97-year-old golfer’s got game

Lawrence resident Corn a wonder to watch on course

Lawrence resident George Corn, 97, still makes time to play golf. In fact, Corn birdied a hole on Feb. 4 at the Orchards Golf Course.

A 97th birthday didn’t stop Lawrence resident George Corn from continuing to play golf. In fact, Corn sank this putt for birdie on Feb. 4 at the Orchards Golf Course.

Just as intended for a change, I took the club back slowly, led with the left side of my body, finished the swing high, and blasted a drive so majestic it was as if it leaped right out of the Golf Channel. It’s a shame nobody had the foresight to videotape it.
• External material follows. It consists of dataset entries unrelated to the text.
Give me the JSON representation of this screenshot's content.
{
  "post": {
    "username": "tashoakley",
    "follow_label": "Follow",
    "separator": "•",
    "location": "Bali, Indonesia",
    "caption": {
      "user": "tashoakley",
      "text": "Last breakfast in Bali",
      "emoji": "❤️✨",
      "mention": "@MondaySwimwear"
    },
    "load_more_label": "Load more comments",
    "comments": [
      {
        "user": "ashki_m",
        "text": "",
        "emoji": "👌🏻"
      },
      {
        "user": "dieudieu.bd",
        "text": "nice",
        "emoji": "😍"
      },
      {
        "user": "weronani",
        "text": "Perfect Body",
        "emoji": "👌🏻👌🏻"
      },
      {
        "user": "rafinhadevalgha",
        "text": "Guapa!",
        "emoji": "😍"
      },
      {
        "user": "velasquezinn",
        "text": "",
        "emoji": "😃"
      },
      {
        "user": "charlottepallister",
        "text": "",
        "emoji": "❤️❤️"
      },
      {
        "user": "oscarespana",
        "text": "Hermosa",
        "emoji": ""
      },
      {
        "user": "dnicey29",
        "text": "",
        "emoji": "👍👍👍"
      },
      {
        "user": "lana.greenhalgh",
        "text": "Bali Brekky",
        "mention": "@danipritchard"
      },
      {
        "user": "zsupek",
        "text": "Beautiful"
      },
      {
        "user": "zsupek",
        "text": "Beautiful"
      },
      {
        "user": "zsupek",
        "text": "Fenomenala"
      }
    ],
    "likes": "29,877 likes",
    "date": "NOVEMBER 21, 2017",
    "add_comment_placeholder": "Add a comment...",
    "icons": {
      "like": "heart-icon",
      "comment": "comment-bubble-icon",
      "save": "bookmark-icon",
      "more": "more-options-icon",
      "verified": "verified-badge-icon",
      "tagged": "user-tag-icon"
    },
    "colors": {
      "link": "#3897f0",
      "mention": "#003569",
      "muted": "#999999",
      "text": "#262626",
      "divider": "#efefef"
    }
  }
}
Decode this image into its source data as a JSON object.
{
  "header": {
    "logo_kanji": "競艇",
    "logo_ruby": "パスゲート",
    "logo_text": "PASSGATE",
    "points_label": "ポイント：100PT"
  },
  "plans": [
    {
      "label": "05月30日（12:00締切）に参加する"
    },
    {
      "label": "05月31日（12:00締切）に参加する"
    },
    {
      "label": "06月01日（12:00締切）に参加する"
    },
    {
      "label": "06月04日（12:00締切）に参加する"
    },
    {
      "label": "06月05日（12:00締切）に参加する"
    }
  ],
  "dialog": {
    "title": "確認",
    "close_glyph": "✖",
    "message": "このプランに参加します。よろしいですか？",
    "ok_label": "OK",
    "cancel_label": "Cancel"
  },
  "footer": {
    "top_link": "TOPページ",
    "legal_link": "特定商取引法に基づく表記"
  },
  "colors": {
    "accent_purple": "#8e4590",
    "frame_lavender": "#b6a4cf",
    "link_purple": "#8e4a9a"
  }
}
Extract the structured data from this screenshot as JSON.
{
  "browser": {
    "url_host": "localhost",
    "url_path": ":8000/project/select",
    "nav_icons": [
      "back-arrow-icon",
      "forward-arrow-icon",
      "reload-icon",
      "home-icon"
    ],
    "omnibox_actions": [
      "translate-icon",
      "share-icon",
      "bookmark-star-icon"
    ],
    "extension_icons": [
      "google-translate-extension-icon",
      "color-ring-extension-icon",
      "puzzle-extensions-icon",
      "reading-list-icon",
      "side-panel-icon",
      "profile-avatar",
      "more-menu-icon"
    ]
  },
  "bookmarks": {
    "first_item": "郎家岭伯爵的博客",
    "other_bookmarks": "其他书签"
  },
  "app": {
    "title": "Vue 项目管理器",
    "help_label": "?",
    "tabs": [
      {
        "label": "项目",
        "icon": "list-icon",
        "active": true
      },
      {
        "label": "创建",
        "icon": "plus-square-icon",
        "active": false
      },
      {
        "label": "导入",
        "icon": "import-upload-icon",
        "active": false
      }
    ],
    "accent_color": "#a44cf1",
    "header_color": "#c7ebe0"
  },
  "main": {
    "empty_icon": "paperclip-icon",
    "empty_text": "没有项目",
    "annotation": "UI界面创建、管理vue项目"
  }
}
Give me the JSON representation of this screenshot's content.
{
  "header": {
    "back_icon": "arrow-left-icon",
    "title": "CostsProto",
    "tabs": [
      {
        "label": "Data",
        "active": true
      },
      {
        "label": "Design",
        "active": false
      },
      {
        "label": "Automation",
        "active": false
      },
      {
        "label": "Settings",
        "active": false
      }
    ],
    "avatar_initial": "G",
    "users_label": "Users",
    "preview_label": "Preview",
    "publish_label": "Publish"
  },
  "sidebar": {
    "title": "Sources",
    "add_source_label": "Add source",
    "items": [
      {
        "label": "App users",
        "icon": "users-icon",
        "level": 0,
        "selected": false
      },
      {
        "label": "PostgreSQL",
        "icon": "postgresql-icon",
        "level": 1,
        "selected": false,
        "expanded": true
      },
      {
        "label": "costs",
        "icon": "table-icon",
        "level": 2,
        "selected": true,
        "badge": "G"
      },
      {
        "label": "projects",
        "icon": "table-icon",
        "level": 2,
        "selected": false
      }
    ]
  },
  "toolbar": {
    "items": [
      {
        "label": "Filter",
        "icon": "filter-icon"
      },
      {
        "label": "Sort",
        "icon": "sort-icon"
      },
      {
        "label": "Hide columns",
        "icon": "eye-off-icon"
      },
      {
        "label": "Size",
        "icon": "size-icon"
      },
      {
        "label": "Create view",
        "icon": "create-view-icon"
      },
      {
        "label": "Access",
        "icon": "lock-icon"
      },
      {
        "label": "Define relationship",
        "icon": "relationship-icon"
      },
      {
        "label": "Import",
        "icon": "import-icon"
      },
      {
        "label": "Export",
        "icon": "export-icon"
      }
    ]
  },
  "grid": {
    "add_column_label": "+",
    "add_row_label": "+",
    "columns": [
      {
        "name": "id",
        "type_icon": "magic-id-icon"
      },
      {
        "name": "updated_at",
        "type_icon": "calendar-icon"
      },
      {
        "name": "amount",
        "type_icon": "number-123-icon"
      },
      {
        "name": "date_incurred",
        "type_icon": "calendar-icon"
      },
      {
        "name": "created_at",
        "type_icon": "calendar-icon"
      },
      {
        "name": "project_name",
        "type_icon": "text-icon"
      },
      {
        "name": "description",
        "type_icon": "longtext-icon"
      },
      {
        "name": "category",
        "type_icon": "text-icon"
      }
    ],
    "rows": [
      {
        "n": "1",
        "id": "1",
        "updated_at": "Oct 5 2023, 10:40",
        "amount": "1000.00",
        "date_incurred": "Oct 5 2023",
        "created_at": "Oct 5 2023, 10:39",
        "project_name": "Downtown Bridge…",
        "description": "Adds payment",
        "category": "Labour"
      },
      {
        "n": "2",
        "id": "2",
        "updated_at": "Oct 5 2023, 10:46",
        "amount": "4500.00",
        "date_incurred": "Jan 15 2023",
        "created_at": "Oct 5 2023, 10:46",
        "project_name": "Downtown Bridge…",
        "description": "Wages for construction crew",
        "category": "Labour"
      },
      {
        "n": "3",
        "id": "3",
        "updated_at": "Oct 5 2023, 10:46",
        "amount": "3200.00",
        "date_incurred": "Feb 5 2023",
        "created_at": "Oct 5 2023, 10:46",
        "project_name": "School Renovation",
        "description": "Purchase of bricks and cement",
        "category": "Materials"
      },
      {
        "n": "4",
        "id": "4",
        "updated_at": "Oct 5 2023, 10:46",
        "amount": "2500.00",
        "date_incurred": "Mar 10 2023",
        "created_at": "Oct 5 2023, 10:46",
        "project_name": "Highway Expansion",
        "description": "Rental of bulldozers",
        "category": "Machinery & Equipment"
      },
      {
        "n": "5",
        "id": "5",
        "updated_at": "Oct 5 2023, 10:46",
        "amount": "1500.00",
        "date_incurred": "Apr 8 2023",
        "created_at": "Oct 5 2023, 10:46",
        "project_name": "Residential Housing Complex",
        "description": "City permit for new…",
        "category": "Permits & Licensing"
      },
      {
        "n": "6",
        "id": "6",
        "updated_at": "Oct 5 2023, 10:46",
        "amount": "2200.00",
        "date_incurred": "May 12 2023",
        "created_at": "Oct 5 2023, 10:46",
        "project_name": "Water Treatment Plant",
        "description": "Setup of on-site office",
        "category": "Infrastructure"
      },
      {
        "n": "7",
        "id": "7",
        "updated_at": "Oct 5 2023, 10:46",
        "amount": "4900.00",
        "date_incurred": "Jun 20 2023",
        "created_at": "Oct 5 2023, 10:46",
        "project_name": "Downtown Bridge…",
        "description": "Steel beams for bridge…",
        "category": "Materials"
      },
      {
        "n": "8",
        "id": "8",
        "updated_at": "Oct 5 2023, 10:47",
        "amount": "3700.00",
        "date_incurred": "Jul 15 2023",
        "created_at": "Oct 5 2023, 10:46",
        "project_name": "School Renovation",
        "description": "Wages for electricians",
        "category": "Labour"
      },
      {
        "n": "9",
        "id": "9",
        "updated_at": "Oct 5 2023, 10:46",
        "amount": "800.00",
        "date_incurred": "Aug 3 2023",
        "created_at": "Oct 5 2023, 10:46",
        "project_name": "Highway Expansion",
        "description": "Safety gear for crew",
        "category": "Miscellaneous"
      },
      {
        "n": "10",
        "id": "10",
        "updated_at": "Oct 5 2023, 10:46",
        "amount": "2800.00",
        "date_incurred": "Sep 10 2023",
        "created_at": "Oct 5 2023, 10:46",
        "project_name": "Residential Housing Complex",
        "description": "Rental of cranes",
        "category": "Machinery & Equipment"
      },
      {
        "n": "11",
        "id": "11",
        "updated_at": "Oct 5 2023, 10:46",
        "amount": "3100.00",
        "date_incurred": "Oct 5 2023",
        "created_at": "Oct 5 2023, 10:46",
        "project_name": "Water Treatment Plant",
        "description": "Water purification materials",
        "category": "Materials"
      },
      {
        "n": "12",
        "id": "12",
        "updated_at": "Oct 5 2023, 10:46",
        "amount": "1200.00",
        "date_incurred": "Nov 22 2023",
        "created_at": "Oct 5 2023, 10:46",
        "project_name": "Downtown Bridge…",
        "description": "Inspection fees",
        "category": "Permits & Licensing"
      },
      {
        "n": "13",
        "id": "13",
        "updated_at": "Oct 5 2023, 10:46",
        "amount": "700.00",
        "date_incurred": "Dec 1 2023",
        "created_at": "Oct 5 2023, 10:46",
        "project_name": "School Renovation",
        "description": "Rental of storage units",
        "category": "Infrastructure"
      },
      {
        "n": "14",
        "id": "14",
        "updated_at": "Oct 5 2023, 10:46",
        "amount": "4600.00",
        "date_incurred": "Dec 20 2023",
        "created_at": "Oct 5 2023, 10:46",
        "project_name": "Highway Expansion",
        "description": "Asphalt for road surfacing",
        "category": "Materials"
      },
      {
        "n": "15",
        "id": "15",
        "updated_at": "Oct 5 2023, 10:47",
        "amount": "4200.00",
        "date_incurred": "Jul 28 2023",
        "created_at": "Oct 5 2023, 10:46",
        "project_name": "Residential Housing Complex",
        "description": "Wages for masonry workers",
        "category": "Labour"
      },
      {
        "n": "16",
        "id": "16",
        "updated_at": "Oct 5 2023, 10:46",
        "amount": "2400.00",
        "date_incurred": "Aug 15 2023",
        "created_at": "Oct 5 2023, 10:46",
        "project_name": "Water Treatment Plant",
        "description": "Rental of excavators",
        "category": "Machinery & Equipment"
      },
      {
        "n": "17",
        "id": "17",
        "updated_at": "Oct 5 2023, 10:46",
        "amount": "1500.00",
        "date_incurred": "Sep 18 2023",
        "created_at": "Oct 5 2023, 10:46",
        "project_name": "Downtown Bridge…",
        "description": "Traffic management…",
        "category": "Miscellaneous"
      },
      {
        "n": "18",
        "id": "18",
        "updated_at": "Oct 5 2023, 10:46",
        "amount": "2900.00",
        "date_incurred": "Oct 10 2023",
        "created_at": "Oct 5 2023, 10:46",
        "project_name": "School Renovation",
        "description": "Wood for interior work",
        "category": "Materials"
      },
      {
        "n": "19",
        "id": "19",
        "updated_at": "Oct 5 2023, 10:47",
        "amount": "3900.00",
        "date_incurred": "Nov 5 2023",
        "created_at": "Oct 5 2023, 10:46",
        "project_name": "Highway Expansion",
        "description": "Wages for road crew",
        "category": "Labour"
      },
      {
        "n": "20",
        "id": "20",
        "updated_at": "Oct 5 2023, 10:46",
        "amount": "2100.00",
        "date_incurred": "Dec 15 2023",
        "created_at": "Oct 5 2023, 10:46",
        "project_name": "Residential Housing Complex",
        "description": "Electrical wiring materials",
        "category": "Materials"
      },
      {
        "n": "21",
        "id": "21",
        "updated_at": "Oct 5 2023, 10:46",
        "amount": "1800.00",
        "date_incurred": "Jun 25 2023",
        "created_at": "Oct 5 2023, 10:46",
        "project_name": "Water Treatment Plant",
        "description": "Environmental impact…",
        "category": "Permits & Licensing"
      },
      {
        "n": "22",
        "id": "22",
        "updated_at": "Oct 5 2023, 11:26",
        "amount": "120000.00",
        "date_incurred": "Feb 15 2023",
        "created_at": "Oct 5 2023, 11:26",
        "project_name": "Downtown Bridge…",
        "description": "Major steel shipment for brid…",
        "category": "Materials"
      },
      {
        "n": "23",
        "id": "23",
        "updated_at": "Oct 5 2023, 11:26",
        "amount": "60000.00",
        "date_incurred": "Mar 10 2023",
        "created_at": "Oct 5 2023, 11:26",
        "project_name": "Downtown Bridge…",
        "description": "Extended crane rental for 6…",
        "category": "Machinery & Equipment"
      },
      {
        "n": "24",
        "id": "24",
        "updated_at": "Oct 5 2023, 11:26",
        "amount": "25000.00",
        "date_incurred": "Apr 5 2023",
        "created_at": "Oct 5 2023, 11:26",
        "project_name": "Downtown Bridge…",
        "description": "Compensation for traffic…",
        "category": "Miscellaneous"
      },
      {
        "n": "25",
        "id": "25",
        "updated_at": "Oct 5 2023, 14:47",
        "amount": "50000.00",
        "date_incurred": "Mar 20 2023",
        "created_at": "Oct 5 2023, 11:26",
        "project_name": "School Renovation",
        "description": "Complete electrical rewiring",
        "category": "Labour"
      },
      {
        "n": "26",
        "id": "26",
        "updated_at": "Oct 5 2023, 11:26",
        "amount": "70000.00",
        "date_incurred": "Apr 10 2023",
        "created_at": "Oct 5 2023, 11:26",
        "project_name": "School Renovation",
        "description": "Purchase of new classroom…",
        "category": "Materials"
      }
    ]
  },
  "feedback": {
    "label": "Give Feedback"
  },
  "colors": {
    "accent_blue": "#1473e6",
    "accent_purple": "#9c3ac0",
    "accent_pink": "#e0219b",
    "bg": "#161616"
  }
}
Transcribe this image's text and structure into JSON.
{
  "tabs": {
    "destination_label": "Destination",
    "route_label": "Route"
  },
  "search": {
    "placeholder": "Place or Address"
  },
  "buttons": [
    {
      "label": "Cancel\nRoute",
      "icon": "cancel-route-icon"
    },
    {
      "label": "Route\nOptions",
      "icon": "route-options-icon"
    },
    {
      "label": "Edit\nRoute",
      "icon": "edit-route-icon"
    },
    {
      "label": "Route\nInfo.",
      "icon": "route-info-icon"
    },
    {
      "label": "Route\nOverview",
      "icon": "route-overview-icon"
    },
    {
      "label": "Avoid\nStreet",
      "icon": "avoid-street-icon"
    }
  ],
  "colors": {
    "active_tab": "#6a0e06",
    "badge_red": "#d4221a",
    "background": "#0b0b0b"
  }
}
My poor, overmatched opponent popped his drive on the first hole at the Orchards Golf Course to the left and seemingly long enough to invite trouble.

George Corn’s drive rolled to a rest before becoming a penalty-stroke.

“I got him a Mulligan for his birthday,” said Corn’s playing partner, Russ Mosser. “I guess he doesn’t need it.”

That would be Corn’s 97th birthday, which was Feb. 2. The Lawrence resident hasn’t lost the flexibility needed to swing a golf club, but he has lost some of his vision because of what he called, “severe macular degeneration,” which explains why he often says to Mosser during a round, “Hey, eyes, where’s my ball?”

His third ball was a good 20 yards behind my drive, so naturally patronizing compliments were in order. You know, “Good shot, George!” for any shot that went in the air, which as it turned out was every shot.

Corn’s fourth shot, from 120 yards out, ended up pin high, just off the edge of the green. His chip hit the flag. We pushed the hole. He won the second hole of the four-hole match with a bogey.

As we were riding up the hill on the third hole, Corn’s memory shot back to Sept. 11, 2001.

“We were right here, walking on this hill,” Corn remembered. “I looked up and I saw the vapor trail do a U-turn. I said to Archie (Hawkins), they must have engine trouble. That’s when they called all of them back into the airports.”

On his way to a bogey for another push to stay one up, Corn, who used to run beauty shops in Lawrence, told a couple of other stories.

He said he took up the game of golf roughly in 1923 at Lawrence Country Club. I asked him if he ever saw the great Mickey Mantle golfing at LCC during one of his visits to see his high school football coach, Al Woolard, former Lawrence High coach.

“No, but I went fishing with Mickey Mantle down in Oklahoma one time,” Corn said. “He was a great friend of our coach here, Al Woolard, and Al was a friend of mine. They were going down to Oklahoma fishing so I went with them and we met Mickey’s brother Ray.”

Some questions just need to be asked. Did Mickey drink a lot during that fishing trip?

“There was no drinking,” Corn said. “Coach wouldn’t allow it.”

He said he also met Bing Crosby, the first crooner, during a golf tournament in Tulsa.

“That particular day it rained a little bit and Bing smoked a pipe a lot and he turned his pipe upside down so the rain wouldn’t get in it and he smoked the pipe as he went along,” Corn remembered.

We were close to his ball and he turned to Mosser: “Eyes, where did it go?”

It hugged a tree and Corn used his club to move the ball to a spot where he could swing freely.

“Old man’s privilege,” he said with a smile.

Fair enough. After all, he’s old enough to remember that when he was a caddy at Lawrence Country Club wooden tees weren’t yet used.

Instead, golfers built a makeshift tee out of the bucket of sand and bucket of water provided at the beginning of each hole.

We used wooden tees for our match, though not with equal success.

We headed to the 119-yard fourth hole and Corn reached for his recently rediscovered 8-iron, the one he had misplaced twice recently, first in Mosser’s bag and then in his own.

The time he and his 8-iron spent away from each other did not make Corn forget how to use it. He plunked his tee shot pin high, 18 feet to the right of the pin. When he reached the green, he stopped near the hole on the other side of the pin to look at the putt. A moment later, he stood over the putt, drew his putter back slowly, kept his head still and drained the birdie to win the four-hole match two-up. Corn and Mosser finished out the nine holes.

Every time I tried to block out the result of the match and instead think about my drive on the first hole — did I mention I crushed it? — the thoughts were drowned out by the image of a tortoise and a hare and I returned to licking my wounds.

With time to work on my game, the rematch, scheduled for three years from now, figures to turn out differently.